One in three Australians do not trust real estate agents when it comes to handing over personal information, a new report has shown.
Despite agents dealing with sensitive information on a daily basis, it appears the Australian people are still warying to hand over their personal information according to the Office of the Australian Information Commissioner’s 2013 Community Attitudes to Privacy survey.
The survey found that Australians were becoming more concerned about privacy risks with organisations expected to take effective steps to safeguard their personal information.
The survey of 1,000 Australians found the three most trustworthy industries were health service providers, trusted by 90 per cent of respondents, financial institutions, trusted by 74 per cent, and the government, trusted by 69 per cent.
The least trusted industries were social media (nine per cent), e-commerce industry (26 per cent), market research organisations (30 per cent), debt collectors (31 per cent) and real estate agents (33 per cent).

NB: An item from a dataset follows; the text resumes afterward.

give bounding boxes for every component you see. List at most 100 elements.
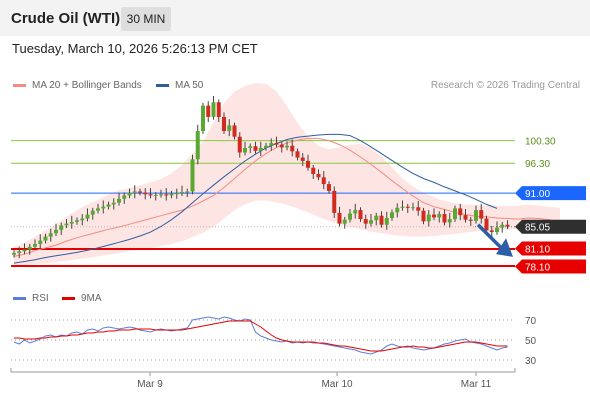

Although real estate ranked poorly, the survey revealed that trust in the industry had grown by nine per cent since the survey was last conducted in 2007.
Privacy commissioner Timothy Pilgrim said the implication of the survey was that in the current environment of constant technological change, companies could not afford to relax when it comes to proper data security and information handling practices.
"These results send a very clear message that people remain concerned about how their information will be handled,” he said.
“With a significant number of people saying that they have decided not to deal with an organisation due to privacy concerns, I suggest that businesses need to listen to this and consider improving their practices.”
According to Darren Saunderson from Ultimate Real Estate, cold calling from agents contributed to consumers’ distrust of giving agents their personal information.
“What people don’t want is a phone call at dinner time each night, which is what they’re getting from agents on a cold call basis,” he said.
“They want to steer clear of that. Whenever you say the words, ‘Can I have your details?’ unless there’s a desire or motivation to buy or sell a house, they want to refrain from giving out that information because the last thing they want is a real estate agent calling them up afterhours to ask them questions when they’re not actually interested in or ready to buy or sell a house.”
Mr Saunderson said agents needed to ensure they sought permission from clients to obtain personal details and that any correspondence with them was relevant.
“First and foremost, ensure that they’re okay with you sending them information and let them know what you’re going to do," he advised.
“If we simplify the whole thing, if real estate agents start giving value and start giving information that’s useful and not predictable, then I think that will go a long way in changing people’s perceptions.”